Rather than communicating incalculable glorious truths, terms like "gospel transformation" or "kingdom advance" end up populating a growing list of Christian clichés that have been stripped of their meaning and significance. I too struggle with this innocuous "Christian-ese." But these episodes give "gospel transformation" a face, a name, and a story. I was given a front-row seat to the bold advance of Christ's kingdom around the world as the gospel reaches people groups for the first time. These videos are "our way, in our day" of seeing Jesus Christ at work in the nations.
. . . magnifies God, not man.
We are prone, I think, to make much of missionary pioneers and their legacies rather than fixing our gaze on the works of God revealed through them. Yes, we should admire the people presented here, but these episodes point beyond missions. I found my gaze continually and firmly fixed on the beauty of Jesus Christ. The primary goal of this series is to make much of God and his glory. Watching them with family and friends was a unique act of worship, returning us again and again to the shocking wisdom of the cross and the unexpected power of the resurrection. These videos put the glory of God, not missions, at the center.
. . . grows passion for global missions.
It took me nearly 28 years to realize that "having a heart for global missions" doesn't necessarily mean packing up everything I own and re-locating to a foreign country. These videos have helped me pray more specifically for the needs of missionaries. They challenged me to understand the work of missions and evangelism not as series of Damascus road encounters, but as a long, slow, and difficult process of friendship, prayer, and conversations about Jesus. I was confronted with the normalcy of these brothers and sisters. God doesn't always choose to use the brightest and the best, but when God is at work none of that even matters. These videos produced a heartfelt joy for the day-to-day realities of the mission field and the simple formula of prayer + conversations about Jesus + more prayer---a formula that seems startlingly effective in any country or context.
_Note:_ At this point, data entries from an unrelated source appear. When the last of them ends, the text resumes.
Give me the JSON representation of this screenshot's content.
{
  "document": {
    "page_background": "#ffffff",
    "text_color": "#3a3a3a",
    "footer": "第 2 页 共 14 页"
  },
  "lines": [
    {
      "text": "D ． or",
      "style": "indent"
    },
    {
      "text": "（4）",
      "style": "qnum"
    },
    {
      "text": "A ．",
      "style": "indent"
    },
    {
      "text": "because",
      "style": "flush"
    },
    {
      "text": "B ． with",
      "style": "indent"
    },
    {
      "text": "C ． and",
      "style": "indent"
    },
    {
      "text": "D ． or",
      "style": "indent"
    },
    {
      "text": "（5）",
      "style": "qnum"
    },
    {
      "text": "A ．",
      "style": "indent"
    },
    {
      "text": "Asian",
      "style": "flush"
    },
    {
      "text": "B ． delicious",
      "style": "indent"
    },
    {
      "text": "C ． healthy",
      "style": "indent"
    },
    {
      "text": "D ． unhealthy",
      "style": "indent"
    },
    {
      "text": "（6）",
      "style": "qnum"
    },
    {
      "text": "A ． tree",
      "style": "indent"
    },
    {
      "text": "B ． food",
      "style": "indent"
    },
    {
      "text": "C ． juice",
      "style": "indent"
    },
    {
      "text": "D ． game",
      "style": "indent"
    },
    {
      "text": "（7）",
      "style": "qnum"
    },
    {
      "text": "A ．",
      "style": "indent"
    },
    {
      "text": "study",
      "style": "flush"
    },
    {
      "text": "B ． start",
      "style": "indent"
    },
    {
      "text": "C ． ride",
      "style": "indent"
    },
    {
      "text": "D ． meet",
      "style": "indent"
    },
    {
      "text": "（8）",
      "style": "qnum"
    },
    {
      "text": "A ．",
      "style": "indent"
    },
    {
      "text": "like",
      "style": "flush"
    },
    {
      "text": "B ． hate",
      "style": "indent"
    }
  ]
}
. . . bolsters confidence in the power of God.
I do a generally poor job of outreach and evangelism, in part because I fail to properly reckon with the power at work in the gospel through the crucified, risen, and exalted Christ. While their focus is singularly on the work of foreign missionaries, these videos strengthened my confidence that our God is mighty to transform lives both overseas and in my own backyard. The conversion of an African tribesman or an Albanian refugee is incredibly powerful, but no more so than what can take place in my own neighborhood and community. These videos reminded me that the gospel is sufficient to save. Indeed, from the bustling cities of Asia to the desert plains of Ethiopia, our God truly is "the LORD of the earth" (Ps. 24:1).
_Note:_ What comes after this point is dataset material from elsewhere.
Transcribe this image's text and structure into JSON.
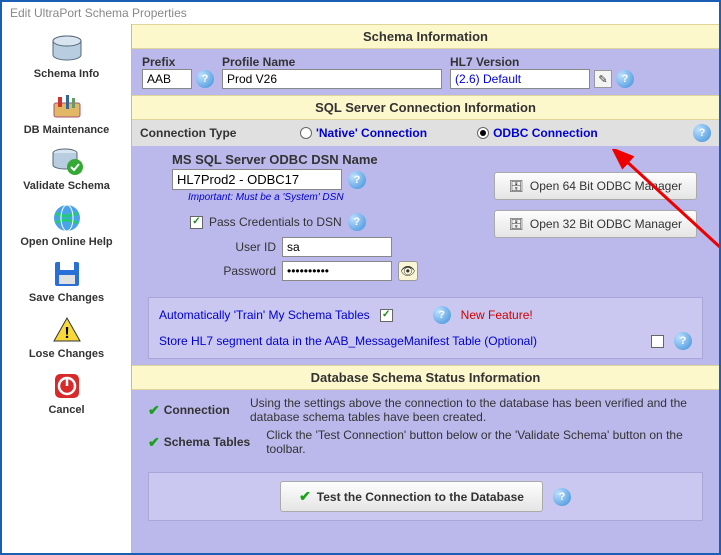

. . . helps us to love what Christ loves.
These videos are not trite or manipulative propaganda but theologically robust narratives that set forth the work of God in expanding the boundaries of the kingdom of the Lord Jesus Christ. As one reviewer notes, "The stories are powerful because the gospel is powerful." I was deeply and powerfully moved by each episode to cherish Christ more deeply, love the church more boldly, and pray more earnestly for the extension of its borders.
I wish that everyone would watch these DVDs and be strengthened, encouraged, and challenged by the present power and work of God in our world. I cannot commend these strongly enough. Take it from a former skeptic, you won't be disappointed.
Starting today---Tuesday, June 12---WTS Books is selling Dispatches from the Front episode two (A Bold Advance: Albania, Kosovo, and Montenegro) for $5 (66 percent off) and the complete set of five DVDs for $30 (60 percent off). The sale ends Friday, June 15. You can watch the trailer for A Bold Advance below.
Finally, consider this recommendation from Don Carson, co-founder and president of The Gospel Coalition:
Dispatches from the Front is a thoughtful, moving, understated, and ultimately convicting series of videos depicting the work of the gospel in some of the most challenging corners of the world. Far from glorying in celebrity missions, the stories in these videos depict the transforming power of the gospel of Jesus Christ, sometimes in the teeth of virulent opposition. Here are brothers and sisters in Christ who in God's grace display faithfulness and transcendent joy, unflagging zeal to share the gospel, and an unfettered allegiance to King Jesus. To watch the kingdom advance in the teeth of these challenges is to learn humility and rekindle contrition, faith, and intercessory prayer.